Identification of a novel CDK9 inhibitor targeting the intramolecular hidden cavity of CDK9 induced by Tat binding

• Published in: PloS one Vol. 17; no. 11; p. e0277024
• Main Authors: Asamitsu, Kaori, Hirokawa, Takatsugu, Okamoto, Takashi
• Format: Journal Article
• Language: English
• Published: San Francisco Public Library of Science 15.11.2022; Public Library of Science (PLoS)

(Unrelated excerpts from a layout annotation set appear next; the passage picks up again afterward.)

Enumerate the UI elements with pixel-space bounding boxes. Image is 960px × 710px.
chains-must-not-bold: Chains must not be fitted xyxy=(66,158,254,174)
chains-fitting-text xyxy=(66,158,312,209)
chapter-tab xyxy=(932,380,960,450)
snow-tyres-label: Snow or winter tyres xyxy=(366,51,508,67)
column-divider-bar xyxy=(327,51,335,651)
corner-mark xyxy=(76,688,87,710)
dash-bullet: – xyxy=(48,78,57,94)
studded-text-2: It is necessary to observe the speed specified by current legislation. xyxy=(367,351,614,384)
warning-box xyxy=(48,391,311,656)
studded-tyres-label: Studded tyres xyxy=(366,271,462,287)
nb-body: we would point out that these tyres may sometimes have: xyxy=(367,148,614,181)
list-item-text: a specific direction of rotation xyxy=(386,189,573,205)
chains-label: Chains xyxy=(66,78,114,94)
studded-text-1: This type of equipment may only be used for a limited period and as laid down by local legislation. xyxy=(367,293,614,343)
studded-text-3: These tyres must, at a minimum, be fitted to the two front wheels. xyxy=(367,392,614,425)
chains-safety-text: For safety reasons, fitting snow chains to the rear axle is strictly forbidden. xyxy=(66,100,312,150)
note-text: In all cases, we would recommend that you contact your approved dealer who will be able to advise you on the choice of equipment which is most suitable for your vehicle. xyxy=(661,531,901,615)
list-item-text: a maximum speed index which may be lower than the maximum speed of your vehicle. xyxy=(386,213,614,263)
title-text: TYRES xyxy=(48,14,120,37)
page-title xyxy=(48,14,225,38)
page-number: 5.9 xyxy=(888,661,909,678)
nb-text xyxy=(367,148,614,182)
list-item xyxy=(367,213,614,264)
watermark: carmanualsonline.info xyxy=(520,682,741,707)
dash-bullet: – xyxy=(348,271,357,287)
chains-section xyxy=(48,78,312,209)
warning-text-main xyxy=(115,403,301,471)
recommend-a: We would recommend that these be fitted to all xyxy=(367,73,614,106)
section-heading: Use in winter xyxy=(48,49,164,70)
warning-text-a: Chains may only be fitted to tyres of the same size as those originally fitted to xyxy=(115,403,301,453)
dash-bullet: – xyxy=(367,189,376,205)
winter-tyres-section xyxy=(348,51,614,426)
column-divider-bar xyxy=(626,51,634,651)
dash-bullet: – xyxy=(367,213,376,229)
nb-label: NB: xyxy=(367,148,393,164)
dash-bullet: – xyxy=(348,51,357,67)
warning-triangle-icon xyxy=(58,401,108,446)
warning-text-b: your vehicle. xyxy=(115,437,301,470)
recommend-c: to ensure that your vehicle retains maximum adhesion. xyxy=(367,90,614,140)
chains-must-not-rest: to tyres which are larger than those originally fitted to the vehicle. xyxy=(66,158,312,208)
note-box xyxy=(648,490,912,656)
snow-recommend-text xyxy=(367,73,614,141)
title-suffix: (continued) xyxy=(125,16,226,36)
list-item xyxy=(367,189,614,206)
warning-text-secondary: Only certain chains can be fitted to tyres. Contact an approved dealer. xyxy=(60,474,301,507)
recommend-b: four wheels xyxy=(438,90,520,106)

• Subjects: Amino acid sequence; Amino acids; Analysis; Antiviral agents; Binding; Biology and Life Sciences; Care and treatment; Chromatography; Complications and side effects; Cyclin T1; Cyclin-dependent kinase 9; Cyclin-dependent kinases; Cytotoxicity; Elongation; Gene expression; GLP-1 receptor agonists; Glutathione; Highly active antiretroviral therapy; HIV; HIV (Viruses); Human immunodeficiency virus; Inhibitors; Kinases; Medicine and Health Sciences; Molecular dynamics; Molecular structure; Patient outcomes; Peptides; Phosphorylation; Physical Sciences; Proteins; Research and Analysis Methods; RNA polymerase; Simulation; Tat protein; Therapeutic targets; Toxicity; Japan
• ISSN: 1932-6203; 1932-6203
• DOI: 10.1371/journal.pone.0277024

HIV-1 transcription is specifically augmented by a transcriptional activator complex composed of Tat, an HIV-1-encoded activator, and the host transcription elongation factor P-TEFb, which is composed of cyclin-dependent kinase 9 (CDK9) and cyclin T1. Several observations suggest that P-TEFb is an attractive anti-HIV-1 drug target. However, the long-term cytotoxicity of CDK9 inhibitors hinders their widespread use in HIV-1 therapy. Thus, novel and safe inhibitors are sorely needed. By performing molecular dynamics simulations of the 3D structure of Tat/P-TEFb, we previously identified a unique cavity structure of CDK9, the CDK9 hidden cavity, that is specifically induced by Tat binding. Here, we attempted to identify compounds that fit this cavity and inhibit CDK9 activity by in silico screening. We identified compounds that could inhibit CDK9 activity. One of such compound, 127 , showed the strongest inhibitory activity against CDK9. Interestingly, it also inhibited CDK6 to a similar extent. We inspected the amino acid sequence and structural properties of the CDK9 hidden cavity to determine whether it is conserved in other CDKs, such as CDK6. The Ile61, comprising the center of the CDK9 hidden cavity, appears to be crucial for its kinase activity, thus indicating that the identification of the CDK9 hidden cavity may provide vital information for the development of novel CDK9 inhibitors.